Now it’s only been 3 days and this challenge is tougher than quitting smoking was. From Day 1, I realized that I was addicted to cereal. Cereal is not primal and worse, it’s full of sugars which are often hidden. In fact, I still have a cereal problem and have taken some steps in admitting that to myself while looking back at all of the people I’ve hurt with this terrible, terrible addiction. Just one more bowl of Shreddies….please!
But no. Onward we push towards purity of soul and mostly Primal/Paleo recipes!
All this to say that I royally fucked up the first three days and basically lived on cereal and lattes (milk is also a no-no in paleo-land).
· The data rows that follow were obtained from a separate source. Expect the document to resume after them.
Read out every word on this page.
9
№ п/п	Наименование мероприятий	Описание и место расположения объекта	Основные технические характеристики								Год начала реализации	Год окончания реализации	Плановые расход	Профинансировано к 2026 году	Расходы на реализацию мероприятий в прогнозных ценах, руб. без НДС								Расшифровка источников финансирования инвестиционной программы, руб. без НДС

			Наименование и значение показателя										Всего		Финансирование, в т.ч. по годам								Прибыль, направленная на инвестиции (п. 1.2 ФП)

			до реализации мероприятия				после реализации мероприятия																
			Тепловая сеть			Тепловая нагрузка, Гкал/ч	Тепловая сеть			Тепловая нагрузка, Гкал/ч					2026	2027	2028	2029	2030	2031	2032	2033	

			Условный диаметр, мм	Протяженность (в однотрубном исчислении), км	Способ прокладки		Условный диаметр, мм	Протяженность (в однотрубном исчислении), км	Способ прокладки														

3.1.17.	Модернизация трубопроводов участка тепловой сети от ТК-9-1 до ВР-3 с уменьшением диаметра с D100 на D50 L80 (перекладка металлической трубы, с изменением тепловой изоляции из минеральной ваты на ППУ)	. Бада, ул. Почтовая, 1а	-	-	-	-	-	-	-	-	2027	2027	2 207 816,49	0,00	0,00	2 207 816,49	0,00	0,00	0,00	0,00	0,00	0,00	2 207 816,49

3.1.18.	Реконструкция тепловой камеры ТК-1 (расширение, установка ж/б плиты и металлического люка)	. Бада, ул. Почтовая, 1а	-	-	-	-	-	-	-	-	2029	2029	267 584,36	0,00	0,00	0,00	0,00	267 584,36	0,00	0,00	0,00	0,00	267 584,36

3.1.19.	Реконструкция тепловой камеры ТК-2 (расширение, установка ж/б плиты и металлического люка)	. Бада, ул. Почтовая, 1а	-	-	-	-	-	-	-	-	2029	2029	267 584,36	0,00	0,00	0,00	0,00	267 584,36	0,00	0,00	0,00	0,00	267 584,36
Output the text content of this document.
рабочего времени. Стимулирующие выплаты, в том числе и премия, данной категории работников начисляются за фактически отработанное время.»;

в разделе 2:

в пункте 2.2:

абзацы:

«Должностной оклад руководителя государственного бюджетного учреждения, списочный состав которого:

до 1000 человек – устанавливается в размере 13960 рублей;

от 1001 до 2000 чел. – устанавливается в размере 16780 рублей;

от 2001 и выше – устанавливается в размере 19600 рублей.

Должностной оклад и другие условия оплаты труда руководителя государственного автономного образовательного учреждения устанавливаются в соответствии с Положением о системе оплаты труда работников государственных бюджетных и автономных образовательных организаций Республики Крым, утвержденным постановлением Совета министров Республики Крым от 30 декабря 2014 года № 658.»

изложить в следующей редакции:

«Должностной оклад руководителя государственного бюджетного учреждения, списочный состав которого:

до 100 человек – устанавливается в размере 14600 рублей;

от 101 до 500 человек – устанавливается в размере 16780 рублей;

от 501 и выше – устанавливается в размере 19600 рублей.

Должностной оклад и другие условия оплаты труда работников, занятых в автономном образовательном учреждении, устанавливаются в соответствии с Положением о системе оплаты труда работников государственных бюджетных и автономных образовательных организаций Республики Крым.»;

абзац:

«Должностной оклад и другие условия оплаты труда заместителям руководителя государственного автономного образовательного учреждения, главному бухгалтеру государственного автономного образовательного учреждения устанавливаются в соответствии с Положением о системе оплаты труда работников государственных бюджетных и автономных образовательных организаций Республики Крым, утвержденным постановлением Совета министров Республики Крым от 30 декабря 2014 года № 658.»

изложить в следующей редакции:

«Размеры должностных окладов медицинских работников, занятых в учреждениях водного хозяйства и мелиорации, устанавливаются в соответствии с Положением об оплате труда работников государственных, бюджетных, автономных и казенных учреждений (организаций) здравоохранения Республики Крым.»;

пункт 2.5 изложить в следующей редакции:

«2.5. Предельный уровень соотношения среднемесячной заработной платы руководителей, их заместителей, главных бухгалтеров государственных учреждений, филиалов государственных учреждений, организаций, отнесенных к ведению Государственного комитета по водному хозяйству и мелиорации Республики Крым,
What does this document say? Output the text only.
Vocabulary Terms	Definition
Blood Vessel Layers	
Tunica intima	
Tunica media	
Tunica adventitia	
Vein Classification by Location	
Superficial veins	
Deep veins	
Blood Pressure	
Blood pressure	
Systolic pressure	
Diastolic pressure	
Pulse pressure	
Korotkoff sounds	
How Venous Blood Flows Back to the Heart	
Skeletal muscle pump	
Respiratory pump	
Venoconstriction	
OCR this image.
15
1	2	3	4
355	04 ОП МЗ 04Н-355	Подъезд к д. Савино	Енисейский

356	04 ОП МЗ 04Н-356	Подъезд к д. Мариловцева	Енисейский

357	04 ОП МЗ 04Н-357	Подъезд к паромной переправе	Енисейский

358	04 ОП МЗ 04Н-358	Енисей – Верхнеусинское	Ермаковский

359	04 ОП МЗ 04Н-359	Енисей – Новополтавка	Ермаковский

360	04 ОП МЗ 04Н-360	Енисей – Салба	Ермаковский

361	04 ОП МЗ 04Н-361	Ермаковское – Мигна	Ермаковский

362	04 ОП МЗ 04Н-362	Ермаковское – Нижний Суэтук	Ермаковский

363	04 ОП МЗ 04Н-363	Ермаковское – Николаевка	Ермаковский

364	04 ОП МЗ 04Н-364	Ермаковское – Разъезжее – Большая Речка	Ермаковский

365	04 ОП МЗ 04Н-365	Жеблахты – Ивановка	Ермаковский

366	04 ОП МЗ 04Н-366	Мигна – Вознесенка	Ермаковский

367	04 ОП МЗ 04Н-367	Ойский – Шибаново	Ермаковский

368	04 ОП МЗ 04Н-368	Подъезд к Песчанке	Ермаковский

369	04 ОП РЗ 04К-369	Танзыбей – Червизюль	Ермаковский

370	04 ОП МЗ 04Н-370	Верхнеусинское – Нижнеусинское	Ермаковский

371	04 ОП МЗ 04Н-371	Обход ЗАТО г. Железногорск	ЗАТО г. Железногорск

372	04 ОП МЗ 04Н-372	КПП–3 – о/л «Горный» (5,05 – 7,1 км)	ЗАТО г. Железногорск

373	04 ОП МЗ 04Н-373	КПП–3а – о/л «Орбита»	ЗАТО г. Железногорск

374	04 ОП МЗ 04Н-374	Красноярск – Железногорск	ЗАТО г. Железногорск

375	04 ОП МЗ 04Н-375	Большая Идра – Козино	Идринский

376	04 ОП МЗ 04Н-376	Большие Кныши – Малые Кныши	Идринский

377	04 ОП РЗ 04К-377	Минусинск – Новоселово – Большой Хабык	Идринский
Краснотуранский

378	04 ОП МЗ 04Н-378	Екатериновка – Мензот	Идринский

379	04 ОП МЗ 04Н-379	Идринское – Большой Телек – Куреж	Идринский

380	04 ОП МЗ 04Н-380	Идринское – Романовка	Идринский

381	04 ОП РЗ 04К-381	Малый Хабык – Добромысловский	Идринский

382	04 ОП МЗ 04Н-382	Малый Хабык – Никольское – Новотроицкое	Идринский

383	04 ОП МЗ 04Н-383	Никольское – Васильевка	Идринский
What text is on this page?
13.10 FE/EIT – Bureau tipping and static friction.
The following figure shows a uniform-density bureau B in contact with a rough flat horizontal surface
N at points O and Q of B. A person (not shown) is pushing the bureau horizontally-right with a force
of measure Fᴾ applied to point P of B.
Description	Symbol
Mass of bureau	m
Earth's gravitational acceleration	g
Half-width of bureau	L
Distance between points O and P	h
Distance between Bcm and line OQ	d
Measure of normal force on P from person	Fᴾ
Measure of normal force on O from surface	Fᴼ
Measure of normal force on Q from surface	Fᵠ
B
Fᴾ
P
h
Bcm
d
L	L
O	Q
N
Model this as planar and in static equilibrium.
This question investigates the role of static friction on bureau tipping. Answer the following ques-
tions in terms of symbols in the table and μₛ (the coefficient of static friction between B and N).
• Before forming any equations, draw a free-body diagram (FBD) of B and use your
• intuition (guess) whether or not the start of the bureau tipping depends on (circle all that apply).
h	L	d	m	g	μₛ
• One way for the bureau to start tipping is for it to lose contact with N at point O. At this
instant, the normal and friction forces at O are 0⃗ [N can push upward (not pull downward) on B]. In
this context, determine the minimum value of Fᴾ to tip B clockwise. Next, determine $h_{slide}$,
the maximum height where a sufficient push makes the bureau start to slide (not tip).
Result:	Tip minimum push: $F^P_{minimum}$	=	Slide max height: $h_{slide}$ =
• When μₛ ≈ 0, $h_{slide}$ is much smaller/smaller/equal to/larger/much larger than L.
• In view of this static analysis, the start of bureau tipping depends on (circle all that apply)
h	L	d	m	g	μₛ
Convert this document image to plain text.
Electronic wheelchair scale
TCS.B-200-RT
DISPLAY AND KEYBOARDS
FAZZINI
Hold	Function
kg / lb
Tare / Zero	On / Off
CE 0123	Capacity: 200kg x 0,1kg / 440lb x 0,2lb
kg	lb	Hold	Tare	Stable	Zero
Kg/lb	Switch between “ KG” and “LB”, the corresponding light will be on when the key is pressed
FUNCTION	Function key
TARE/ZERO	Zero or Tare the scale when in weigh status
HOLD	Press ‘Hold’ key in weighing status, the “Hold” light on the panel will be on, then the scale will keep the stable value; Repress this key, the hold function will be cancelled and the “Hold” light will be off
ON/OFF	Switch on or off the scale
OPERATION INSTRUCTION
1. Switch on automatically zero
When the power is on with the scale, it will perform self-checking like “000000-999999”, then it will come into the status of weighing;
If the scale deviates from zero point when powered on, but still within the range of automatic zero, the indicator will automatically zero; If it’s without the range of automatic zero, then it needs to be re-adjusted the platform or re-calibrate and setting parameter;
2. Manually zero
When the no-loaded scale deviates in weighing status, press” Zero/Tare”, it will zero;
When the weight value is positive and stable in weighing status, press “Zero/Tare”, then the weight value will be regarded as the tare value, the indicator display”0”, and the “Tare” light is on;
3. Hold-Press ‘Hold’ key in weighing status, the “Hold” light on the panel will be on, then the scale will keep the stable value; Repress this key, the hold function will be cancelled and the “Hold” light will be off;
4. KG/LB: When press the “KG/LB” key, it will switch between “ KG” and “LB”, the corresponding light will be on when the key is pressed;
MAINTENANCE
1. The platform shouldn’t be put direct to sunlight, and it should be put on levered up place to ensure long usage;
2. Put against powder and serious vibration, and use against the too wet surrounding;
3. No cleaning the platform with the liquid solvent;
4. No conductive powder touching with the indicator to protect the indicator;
However, I did have half a piece of BBQ salmon with my pizza last night, so all was not lost. Plus I still exercise regularly, just that I’ll be changing up that routine to focus more on gut-toning.
Anyway. Here’s my weigh in from the beginning of the week: 160lbs and 36 inches around my waist. In fact, for the remainder of the challenge, we’ll focus on the waistline and not the weight. At 5’11”, 160 isn’t bad at all. The extra weight just needs a little guidance.
So here you go: We prepared organic local home grown sausage with steamed asparagus and raw vegetables (tomato, celery, and zucchini), sprinkled with fresh black pepper. Did I do it right this time?
Oh yeah: There’s some debate about sausages and how they fit into the primal world because they may be loaded with bread crumbs or cereals as filler. Your number #1 rule would be to read the ingredients carefully and then decide for yourself.